De retour de l’atelier en fin de matinée, les autres prisonniers parlent de leur travail, s’échangent des informations « techniques », mais je m’en moque. Ils évoquent leur vie, les programmes télé, mais je m’en fous. Ils pensent aux parloirs, mais cela m’indiffère. Mon beau-frère Bertrand a beau venir me rendre visite ce jour-là, je peux donner le change en tentant de rassurer les miens par des mensonges d’espoir – la confrontation avec les témoins et leurs contradictions m’ont semblé plaider à mon avantage et la perquisition à la maison n’a rien donné –, au fond de moi la flamme diminue.
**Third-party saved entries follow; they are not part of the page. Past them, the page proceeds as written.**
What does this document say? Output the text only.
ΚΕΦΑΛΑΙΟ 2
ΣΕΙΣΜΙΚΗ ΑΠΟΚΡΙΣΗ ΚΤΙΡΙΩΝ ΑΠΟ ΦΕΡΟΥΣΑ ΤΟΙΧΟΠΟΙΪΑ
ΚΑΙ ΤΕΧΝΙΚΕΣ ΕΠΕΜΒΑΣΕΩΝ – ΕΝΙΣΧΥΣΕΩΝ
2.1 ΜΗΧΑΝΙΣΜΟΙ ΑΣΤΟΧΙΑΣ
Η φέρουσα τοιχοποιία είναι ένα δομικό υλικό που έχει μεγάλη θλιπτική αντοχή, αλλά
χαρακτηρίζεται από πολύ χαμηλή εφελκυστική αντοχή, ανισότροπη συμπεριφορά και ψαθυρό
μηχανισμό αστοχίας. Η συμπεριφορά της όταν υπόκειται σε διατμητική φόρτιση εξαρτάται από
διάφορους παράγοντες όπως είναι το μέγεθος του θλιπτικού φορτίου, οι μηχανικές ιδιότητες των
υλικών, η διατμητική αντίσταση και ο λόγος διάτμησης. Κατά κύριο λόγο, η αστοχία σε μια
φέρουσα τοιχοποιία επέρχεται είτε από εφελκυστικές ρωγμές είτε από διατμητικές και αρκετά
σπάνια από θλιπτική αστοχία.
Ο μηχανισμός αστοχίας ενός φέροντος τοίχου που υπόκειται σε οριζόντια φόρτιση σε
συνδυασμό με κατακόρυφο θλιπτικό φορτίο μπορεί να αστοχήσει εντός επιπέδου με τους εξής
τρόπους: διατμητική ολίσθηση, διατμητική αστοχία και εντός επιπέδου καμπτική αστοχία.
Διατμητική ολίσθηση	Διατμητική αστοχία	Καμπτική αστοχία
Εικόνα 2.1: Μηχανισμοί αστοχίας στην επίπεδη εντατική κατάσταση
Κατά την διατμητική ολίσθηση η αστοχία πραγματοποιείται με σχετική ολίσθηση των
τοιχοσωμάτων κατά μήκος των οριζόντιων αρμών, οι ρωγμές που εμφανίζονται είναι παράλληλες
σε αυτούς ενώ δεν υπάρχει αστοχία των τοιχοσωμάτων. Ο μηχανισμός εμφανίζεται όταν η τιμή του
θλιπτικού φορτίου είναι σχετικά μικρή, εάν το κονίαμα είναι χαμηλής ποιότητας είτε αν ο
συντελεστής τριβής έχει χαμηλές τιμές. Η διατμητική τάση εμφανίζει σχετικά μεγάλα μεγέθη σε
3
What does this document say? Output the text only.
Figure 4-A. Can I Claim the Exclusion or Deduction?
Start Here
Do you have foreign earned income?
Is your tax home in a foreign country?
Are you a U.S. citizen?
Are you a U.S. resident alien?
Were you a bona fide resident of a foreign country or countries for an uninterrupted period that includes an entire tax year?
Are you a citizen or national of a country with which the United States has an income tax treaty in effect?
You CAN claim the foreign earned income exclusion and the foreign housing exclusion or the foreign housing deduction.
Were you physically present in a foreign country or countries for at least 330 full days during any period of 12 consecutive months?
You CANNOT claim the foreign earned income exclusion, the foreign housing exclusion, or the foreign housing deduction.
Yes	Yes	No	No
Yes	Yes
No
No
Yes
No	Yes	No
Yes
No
J’ai pris conscience que mon réveillon de la Saint-Sylvestre se déroulerait en détention alors que j’envisageais une remise en liberté. Certes, grâce à Bertrand, je peux apprendre que mes parents ont vu les enfants mercredi, mais cette consolation n’apaise pas la totalité de ma peine.
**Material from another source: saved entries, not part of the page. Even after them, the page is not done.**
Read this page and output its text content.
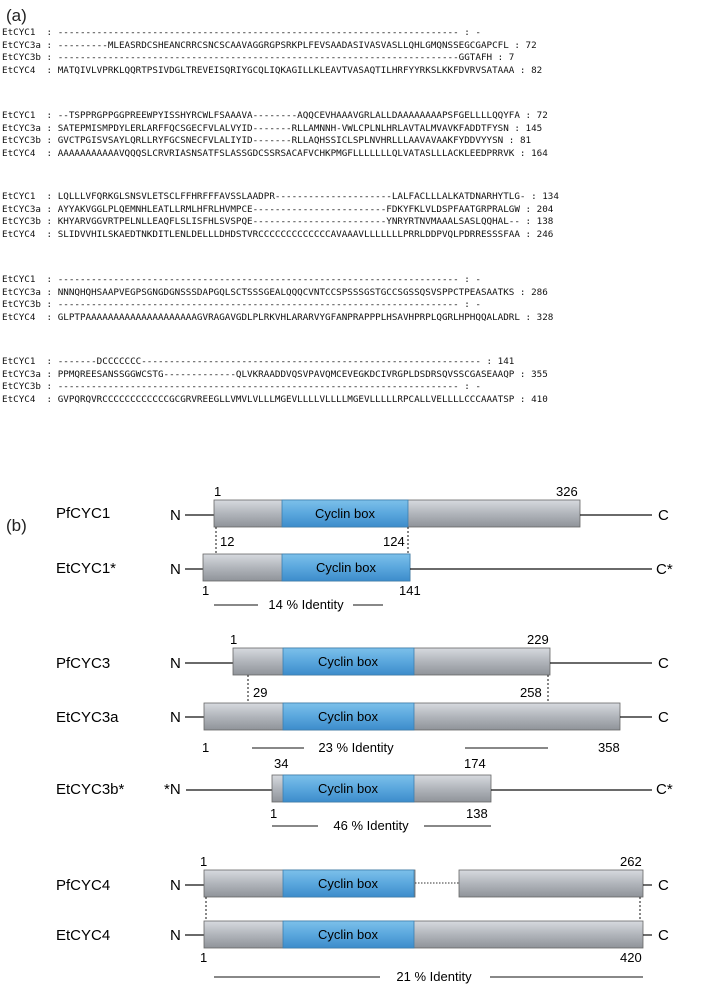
(a)
EtCYC1  : ------------------------------------------------------------------------ : -
EtCYC3a : ---------MLEASRDCSHEANCRRCSNCSCAAVAGGRGPSRKPLFEVSAADASIVASVASLLQHLGMQNSSEGCGAPCFL : 72
EtCYC3b : ------------------------------------------------------------------------GGTAFH : 7
EtCYC4  : MATQIVLVPRKLQQRTPSIVDGLTREVEISQRIYGCQLIQKAGILLKLEAVTVASAQTILHRFYYRKSLKKFDVRVSATAAA : 82
EtCYC1  : --TSPPRGPPGGPREEWPYISSHYRCWLFSAAAVA--------AQQCEVHAAAVGRLALLDAAAAAAAAPSFGELLLLQQYFA : 72
EtCYC3a : SATEPMISMPDYLERLARFFQCSGECFVLALVYID-------RLLAMNNH-VWLCPLNLHRLAVTALMVAVKFADDTFYSN : 145
EtCYC3b : GVCTPGISVSAYLQRLLRYFGCSNECFVLALIYID-------RLLAQHSSICLSPLNVHRLLLAAVAVAAKFYDDVYYSN : 81
EtCYC4  : AAAAAAAAAAAVQQQSLCRVRIASNSATFSLASSGDCSSRSACAFVCHKPMGFLLLLLLLQLVATASLLLACKLEEDPRRVK : 164
EtCYC1  : LQLLLVFQRKGLSNSVLETSCLFFHRFFFAVSSLAADPR---------------------LALFACLLLALKATDNARHYTLG- : 134
EtCYC3a : AYYAKVGGLPLQEMNHLEATLLRMLHFRLHVMPCE------------------------FDKYFKLVLDSPFAATGRPRALGW : 204
EtCYC3b : KHYARVGGVRTPELNLLEAQFLSLISFHLSVSPQE------------------------YNRYRTNVMAAALSASLQQHAL-- : 138
EtCYC4  : SLIDVVHILSKAEDTNKDITLENLDELLLDHDSTVRCCCCCCCCCCCCCAVAAAVLLLLLLLPRRLDDPVQLPDRRESSSFAA : 246
EtCYC1  : ------------------------------------------------------------------------ : -
EtCYC3a : NNNQHQHSAAPVEGPSGNGDGNSSSDAPGQLSCTSSSGEALQQQCVNTCCSPSSSGSTGCCSGSSQSVSPPCTPEASAATKS : 286
EtCYC3b : ------------------------------------------------------------------------ : -
EtCYC4  : GLPTPAAAAAAAAAAAAAAAAAAAAGVRAGAVGDLPLRKVHLARARVYGFANPRAPPPLHSAVHPRPLQGRLHPHQQALADRL : 328
EtCYC1  : -------DCCCCCCC------------------------------------------------------------- : 141
EtCYC3a : PPMQREESANSSGGWCSTG-------------QLVKRAADDVQSVPAVQMCEVEGKDCIVRGPLDSDRSQVSSCGASEAAQP : 355
EtCYC3b : ------------------------------------------------------------------------ : -
EtCYC4  : GVPQRQVRCCCCCCCCCCCCGCGRVREEGLLVMVLVLLLMGEVLLLLVLLLLMGEVLLLLLRPCALLVELLLLCCCAAATSP : 410
(b)
PfCYC1	N	Cyclin box	C
1	326
12	124
EtCYC1*	N	Cyclin box	C*
1	141
14 % Identity
PfCYC3	N	Cyclin box	C
1	229
29	258
EtCYC3a	N	Cyclin box	C
1	23 % Identity	358
34	174
EtCYC3b*	*N	Cyclin box	C*
1	138
46 % Identity
PfCYC4	N	Cyclin box	C
1	262
EtCYC4	N	Cyclin box	C
1	420
21 % Identity
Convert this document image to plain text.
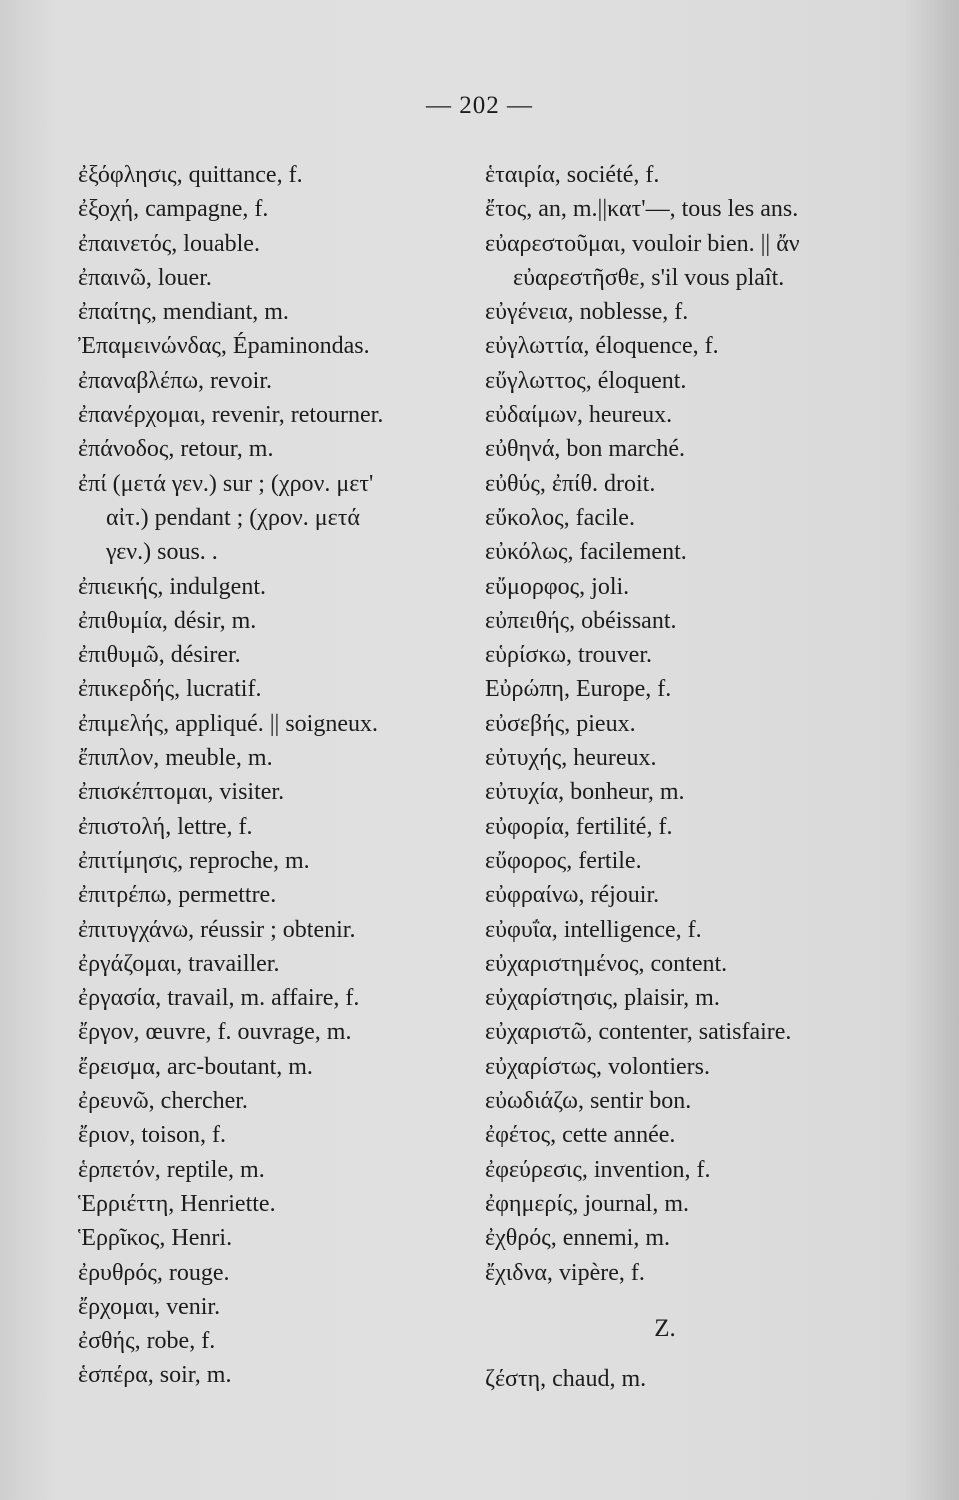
— 202 —
ἐξόφλησις, quittance, f.
ἐξοχή, campagne, f.
ἐπαινετός, louable.
ἐπαινῶ, louer.
ἐπαίτης, mendiant, m.
Ἐπαμεινώνδας, Épaminondas.
ἐπαναβλέπω, revoir.
ἐπανέρχομαι, revenir, retourner.
ἐπάνοδος, retour, m.
ἐπί (μετά γεν.) sur ; (χρον. μετ'
αἰτ.) pendant ; (χρον. μετά
γεν.) sous. .
ἐπιεικής, indulgent.
ἐπιθυμία, désir, m.
ἐπιθυμῶ, désirer.
ἐπικερδής, lucratif.
ἐπιμελής, appliqué. || soigneux.
ἔπιπλον, meuble, m.
ἐπισκέπτομαι, visiter.
ἐπιστολή, lettre, f.
ἐπιτίμησις, reproche, m.
ἐπιτρέπω, permettre.
ἐπιτυγχάνω, réussir ; obtenir.
ἐργάζομαι, travailler.
ἐργασία, travail, m. affaire, f.
ἔργον, œuvre, f. ouvrage, m.
ἔρεισμα, arc-boutant, m.
ἐρευνῶ, chercher.
ἔριον, toison, f.
ἑρπετόν, reptile, m.
Ἑρριέττη, Henriette.
Ἑρρῖκος, Henri.
ἐρυθρός, rouge.
ἔρχομαι, venir.
ἐσθής, robe, f.
ἑσπέρα, soir, m.
ἑταιρία, société, f.
ἔτος, an, m.||κατ'—, tous les ans.
εὐαρεστοῦμαι, vouloir bien. || ἄν
εὐαρεστῆσθε, s'il vous plaît.
εὐγένεια, noblesse, f.
εὐγλωττία, éloquence, f.
εὔγλωττος, éloquent.
εὐδαίμων, heureux.
εὐθηνά, bon marché.
εὐθύς, ἐπίθ. droit.
εὔκολος, facile.
εὐκόλως, facilement.
εὔμορφος, joli.
εὐπειθής, obéissant.
εὑρίσκω, trouver.
Εὐρώπη, Europe, f.
εὐσεβής, pieux.
εὐτυχής, heureux.
εὐτυχία, bonheur, m.
εὐφορία, fertilité, f.
εὔφορος, fertile.
εὐφραίνω, réjouir.
εὐφυΐα, intelligence, f.
εὐχαριστημένος, content.
εὐχαρίστησις, plaisir, m.
εὐχαριστῶ, contenter, satisfaire.
εὐχαρίστως, volontiers.
εὐωδιάζω, sentir bon.
ἐφέτος, cette année.
ἐφεύρεσις, invention, f.
ἐφημερίς, journal, m.
ἐχθρός, ennemi, m.
ἔχιδνα, vipère, f.
Z.
ζέστη, chaud, m.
Au fil des heures, ma grogne contre mes accusateurs monte en moi. Je fulmine, rage, peste intérieurement contre ces personnes qui, par crédulité ou mensonges, me placent dans une telle situation. Je suis à cran, je prie pour essayer de trouver la force de leur pardonner… mais en vain.
*
Le couperet tombe : malgré la profusion d’éléments à décharge, l’absence de tout antécédent et de la moindre preuve contre moi, la brillante plaidoirie de mon avocat, la Cour a rejeté mon appel. Mes dernières illusions s’envolent. Je m’efforce de penser à la suite, mais, profondément meurtri, je suis écartelé entre de faux espoirs et ce verdict du désespoir.